The attached article by education writer Valerie Strauss describes how multinational technology giant Google tested their STEM-only hiring approach by analysing hiring, firing and employee performance data accumulated since the company’s incorporation in 1998. The results were surprising to Google; amongst the eight most important qualities identified in the most successful Google employees, STEM expertise was found to come in last place. The top seven characteristics of successful employees were identified as the following:
- Being a good coach
- Communicating and listening well
- Possessing insights into others
- Having empathy and showing support for colleagues
- Being a good critical thinker and problem solver
- Being able to make connections across complex ideas.
These findings were significant for Google as they led to a rethinking of their hiring practices where qualifications and skills referred to as “soft skills,” once seen to be less relevant are now being viewed in a new light. Further investigation from another Google appointed study (coincidentally named Project Aristotle) looked at data from the most productive teams at Google. Similar findings ensued where soft skills including empathy, emotional intelligence (EI) and emotional safety came out on top as markers of the most successful teams.

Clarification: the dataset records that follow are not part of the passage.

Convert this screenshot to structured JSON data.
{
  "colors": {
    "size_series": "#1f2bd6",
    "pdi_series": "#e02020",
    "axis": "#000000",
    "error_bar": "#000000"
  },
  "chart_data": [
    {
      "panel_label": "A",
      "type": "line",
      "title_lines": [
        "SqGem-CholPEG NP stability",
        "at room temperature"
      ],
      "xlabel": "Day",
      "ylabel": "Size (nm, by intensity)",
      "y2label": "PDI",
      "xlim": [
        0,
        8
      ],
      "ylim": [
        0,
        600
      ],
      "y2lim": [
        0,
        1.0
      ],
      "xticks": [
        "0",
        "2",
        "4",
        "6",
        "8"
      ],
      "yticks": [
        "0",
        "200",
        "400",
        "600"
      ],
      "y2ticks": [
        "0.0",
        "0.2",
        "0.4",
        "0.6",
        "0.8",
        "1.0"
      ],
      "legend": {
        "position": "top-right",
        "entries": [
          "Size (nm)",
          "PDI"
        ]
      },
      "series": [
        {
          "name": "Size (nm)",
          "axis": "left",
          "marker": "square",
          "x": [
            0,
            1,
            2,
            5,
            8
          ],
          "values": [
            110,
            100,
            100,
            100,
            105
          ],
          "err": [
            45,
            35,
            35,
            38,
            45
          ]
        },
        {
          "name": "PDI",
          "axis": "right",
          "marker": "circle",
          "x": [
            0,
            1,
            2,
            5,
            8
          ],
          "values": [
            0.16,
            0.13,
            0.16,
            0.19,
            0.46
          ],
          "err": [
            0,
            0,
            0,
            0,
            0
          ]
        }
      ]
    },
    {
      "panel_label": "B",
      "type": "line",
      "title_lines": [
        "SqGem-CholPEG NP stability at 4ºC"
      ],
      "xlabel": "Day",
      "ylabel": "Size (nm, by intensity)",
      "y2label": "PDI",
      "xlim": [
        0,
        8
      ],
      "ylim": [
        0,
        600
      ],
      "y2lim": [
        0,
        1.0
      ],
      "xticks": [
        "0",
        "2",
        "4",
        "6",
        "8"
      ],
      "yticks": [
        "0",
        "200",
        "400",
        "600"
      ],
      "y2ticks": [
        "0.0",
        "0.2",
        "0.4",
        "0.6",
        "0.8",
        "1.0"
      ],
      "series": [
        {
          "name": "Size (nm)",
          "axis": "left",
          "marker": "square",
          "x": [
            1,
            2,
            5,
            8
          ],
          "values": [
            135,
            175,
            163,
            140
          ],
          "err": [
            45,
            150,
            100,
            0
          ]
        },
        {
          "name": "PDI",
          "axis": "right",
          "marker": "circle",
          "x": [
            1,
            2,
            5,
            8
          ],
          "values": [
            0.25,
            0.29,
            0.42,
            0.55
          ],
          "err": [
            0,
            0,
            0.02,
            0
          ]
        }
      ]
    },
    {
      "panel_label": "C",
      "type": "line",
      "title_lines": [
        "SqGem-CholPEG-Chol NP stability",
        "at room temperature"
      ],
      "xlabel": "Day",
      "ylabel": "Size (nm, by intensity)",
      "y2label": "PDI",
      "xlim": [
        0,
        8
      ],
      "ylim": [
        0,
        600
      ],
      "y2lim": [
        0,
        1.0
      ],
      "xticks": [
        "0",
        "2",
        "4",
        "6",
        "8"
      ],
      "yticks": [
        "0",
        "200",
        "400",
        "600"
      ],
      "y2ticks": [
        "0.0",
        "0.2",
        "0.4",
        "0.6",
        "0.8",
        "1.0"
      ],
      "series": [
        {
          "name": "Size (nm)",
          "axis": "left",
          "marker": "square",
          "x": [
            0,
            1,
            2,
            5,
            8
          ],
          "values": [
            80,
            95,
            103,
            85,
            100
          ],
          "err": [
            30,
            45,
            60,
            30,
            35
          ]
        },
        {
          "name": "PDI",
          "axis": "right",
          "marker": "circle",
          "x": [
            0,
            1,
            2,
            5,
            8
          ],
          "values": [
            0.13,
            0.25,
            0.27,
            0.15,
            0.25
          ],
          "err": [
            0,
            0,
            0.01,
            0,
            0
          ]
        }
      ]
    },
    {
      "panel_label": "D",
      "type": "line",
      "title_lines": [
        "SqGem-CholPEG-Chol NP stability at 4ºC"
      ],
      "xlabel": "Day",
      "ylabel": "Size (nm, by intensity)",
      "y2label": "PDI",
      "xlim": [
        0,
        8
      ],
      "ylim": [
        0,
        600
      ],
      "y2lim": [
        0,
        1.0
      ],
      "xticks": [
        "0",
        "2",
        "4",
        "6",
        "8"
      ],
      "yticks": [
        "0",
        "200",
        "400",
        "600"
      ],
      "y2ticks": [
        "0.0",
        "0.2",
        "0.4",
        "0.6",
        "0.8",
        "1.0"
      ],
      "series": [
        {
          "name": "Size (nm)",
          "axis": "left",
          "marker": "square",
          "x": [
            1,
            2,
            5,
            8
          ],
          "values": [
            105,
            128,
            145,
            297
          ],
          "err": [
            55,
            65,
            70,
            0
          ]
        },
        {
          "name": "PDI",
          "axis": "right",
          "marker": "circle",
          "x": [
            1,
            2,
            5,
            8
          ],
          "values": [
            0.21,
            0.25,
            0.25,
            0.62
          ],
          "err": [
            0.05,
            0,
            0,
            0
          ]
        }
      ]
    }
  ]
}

From an EI perspective, we already know of the value of skills such as accurate and authentic expression of emotion in communication, understanding other’s emotions and viewpoints (including empathy), employing helpful emotions to achieve desirable outcomes and using emotional information for balanced decision making. These skills have been found to be beneficial for mental health, developing quality relationships, adaptive coping styles, pro-social behaviours, leadership and sporting behaviours in addition to academic outcomes. It perhaps should not come as a surprise then that research findings such as these point to the extended benefits of EI beyond formal education in preparedness for the workforce, organisational productivity and overall success in employment.